Know the symptoms of heat stress and dehydration. It takes time for our bodies to acclimate to the seasonal climate change. Periodically go to a cool location, and drink plenty of water or lemonade.
Be aware of your sun exposure. The sun light and day length in May are as intense and long as in July.
Tick season has started, and the mosquitos will soon be chasing us. Both are known carriers of several diseases. Chiggers are tiny mite larvae that (despite their size) produce an itchy bite. They can move from plant foliage to you without being noticed. Find an insect repellant that works for you. EPA-registered repellents have been tested and are known to work.
Stinging insects like wasps and hornets, though good for reducing pest insect population, can be a hazard if disturbed. Be prepared if you are allergic to their sting.
Poison ivy is leafing out. The oil in the leaves and stems can cause a very unpleasant rash. Lucky for us, its relatives poison oak and poison sumac are found in western Kentucky, not our part of the state.
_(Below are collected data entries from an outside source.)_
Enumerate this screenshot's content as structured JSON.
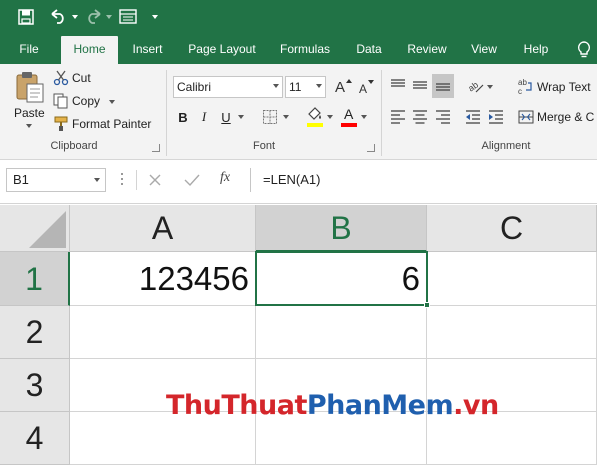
{
  "tabs": [
    {
      "label": "File"
    },
    {
      "label": "Home"
    },
    {
      "label": "Insert"
    },
    {
      "label": "Page Layout"
    },
    {
      "label": "Formulas"
    },
    {
      "label": "Data"
    },
    {
      "label": "Review"
    },
    {
      "label": "View"
    },
    {
      "label": "Help"
    }
  ],
  "active_tab": "Home",
  "clipboard": {
    "paste_label": "Paste",
    "cut_label": "Cut",
    "copy_label": "Copy",
    "format_painter_label": "Format Painter",
    "group_label": "Clipboard"
  },
  "font": {
    "font_name": "Calibri",
    "font_size": "11",
    "bold": "B",
    "italic": "I",
    "underline": "U",
    "grow_glyph": "A",
    "shrink_glyph": "A",
    "font_color_glyph": "A",
    "group_label": "Font",
    "font_color": "#ff0000",
    "highlight_color": "#ffff00"
  },
  "alignment": {
    "wrap_text_label": "Wrap Text",
    "merge_label": "Merge & C",
    "group_label": "Alignment"
  },
  "formula_bar": {
    "name_box": "B1",
    "fx_label": "fx",
    "formula": "=LEN(A1)"
  },
  "sheet": {
    "columns": [
      "A",
      "B",
      "C"
    ],
    "rows": [
      "1",
      "2",
      "3",
      "4"
    ],
    "cells": {
      "A1": "123456",
      "B1": "6"
    },
    "selected_cell": "B1"
  },
  "watermark": {
    "part1": "ThuThuat",
    "part2": "PhanMem",
    "part3": ".vn"
  },
  "colors": {
    "excel_green": "#217346",
    "ribbon_bg": "#f3f3f3",
    "header_bg": "#e6e6e6"
  }
}
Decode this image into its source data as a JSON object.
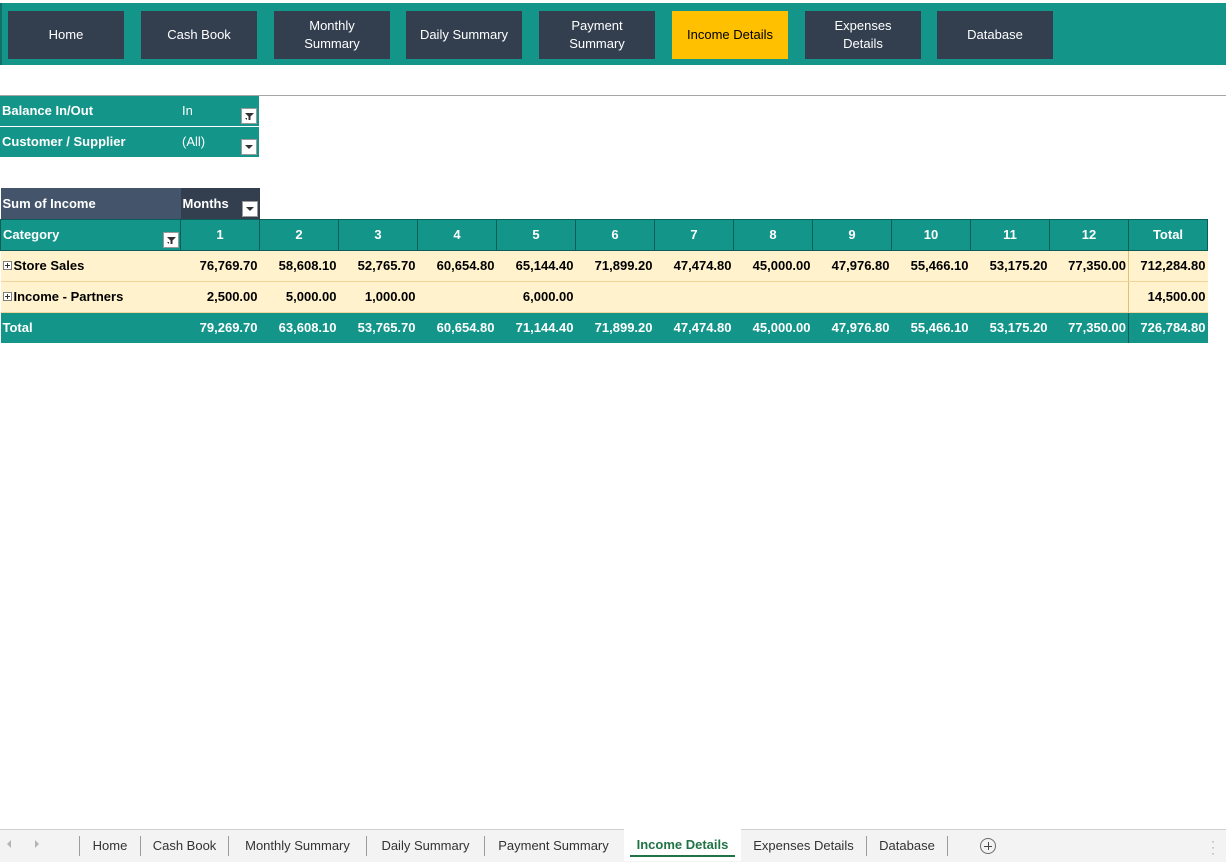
{
  "nav": {
    "buttons": [
      {
        "label": "Home"
      },
      {
        "label": "Cash Book"
      },
      {
        "label": "Monthly\nSummary"
      },
      {
        "label": "Daily Summary"
      },
      {
        "label": "Payment\nSummary"
      },
      {
        "label": "Income Details"
      },
      {
        "label": "Expenses\nDetails"
      },
      {
        "label": "Database"
      }
    ],
    "active_label": "Income Details"
  },
  "filters": {
    "balance": {
      "label": "Balance In/Out",
      "value": "In"
    },
    "customer": {
      "label": "Customer / Supplier",
      "value": "(All)"
    }
  },
  "pivot": {
    "value_field": "Sum of Income",
    "column_field": "Months",
    "row_field": "Category",
    "columns": [
      "1",
      "2",
      "3",
      "4",
      "5",
      "6",
      "7",
      "8",
      "9",
      "10",
      "11",
      "12"
    ],
    "total_label": "Total",
    "rows": [
      {
        "label": "Store Sales",
        "cells": [
          "76,769.70",
          "58,608.10",
          "52,765.70",
          "60,654.80",
          "65,144.40",
          "71,899.20",
          "47,474.80",
          "45,000.00",
          "47,976.80",
          "55,466.10",
          "53,175.20",
          "77,350.00"
        ],
        "total": "712,284.80"
      },
      {
        "label": "Income - Partners",
        "cells": [
          "2,500.00",
          "5,000.00",
          "1,000.00",
          "",
          "6,000.00",
          "",
          "",
          "",
          "",
          "",
          "",
          ""
        ],
        "total": "14,500.00"
      }
    ],
    "grand_total": {
      "label": "Total",
      "cells": [
        "79,269.70",
        "63,608.10",
        "53,765.70",
        "60,654.80",
        "71,144.40",
        "71,899.20",
        "47,474.80",
        "45,000.00",
        "47,976.80",
        "55,466.10",
        "53,175.20",
        "77,350.00"
      ],
      "total": "726,784.80"
    }
  },
  "sheet_tabs": [
    {
      "label": "Home"
    },
    {
      "label": "Cash Book"
    },
    {
      "label": "Monthly Summary"
    },
    {
      "label": "Daily Summary"
    },
    {
      "label": "Payment Summary"
    },
    {
      "label": "Income Details"
    },
    {
      "label": "Expenses Details"
    },
    {
      "label": "Database"
    }
  ],
  "active_sheet": "Income Details",
  "colors": {
    "teal": "#13958a",
    "navy": "#333f4f",
    "accent": "#ffc000",
    "band": "#fff2cc",
    "tab_active": "#217346"
  }
}
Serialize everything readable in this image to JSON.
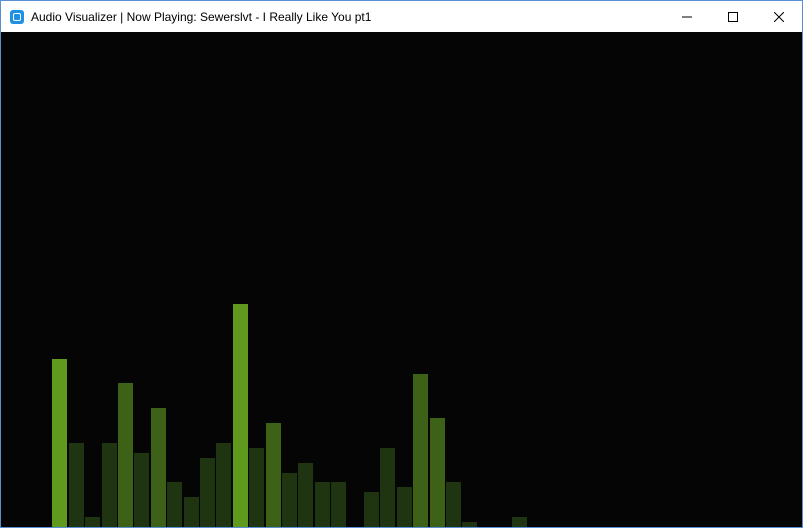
{
  "window": {
    "title": "Audio Visualizer | Now Playing: Sewerslvt - I Really Like You pt1",
    "app_icon": "app-icon",
    "controls": [
      {
        "name": "minimize-button",
        "icon": "minimize-icon"
      },
      {
        "name": "maximize-button",
        "icon": "maximize-icon"
      },
      {
        "name": "close-button",
        "icon": "close-icon"
      }
    ]
  },
  "visualizer": {
    "background_color": "#050505",
    "bar_levels": [
      0.0,
      0.34,
      0.17,
      0.02,
      0.17,
      0.29,
      0.15,
      0.24,
      0.09,
      0.06,
      0.14,
      0.17,
      0.45,
      0.16,
      0.21,
      0.11,
      0.13,
      0.09,
      0.09,
      0.0,
      0.07,
      0.16,
      0.08,
      0.31,
      0.22,
      0.09,
      0.01,
      0.0,
      0.0,
      0.02
    ],
    "colors": {
      "bright": "#5f9a1e",
      "mid": "#3d6117",
      "dim": "#1f3410"
    }
  }
}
There are two poisonous spiders that you could run into. The black widow is generally found outside in brush and old leaves. Although not necessarily black, they are identifiable by red markings on the abdomen. The brown recluse is normally found inside barns and sheds. Wear protective clothing when cleaning out dead leaves and moving old boxes or pots.
Despite the many possible hazards, preparation can help us enjoy our time in the garden. Personally, I don’t see the value of chiggers, but insects are part of nature’s food chain and factor into our gardening success.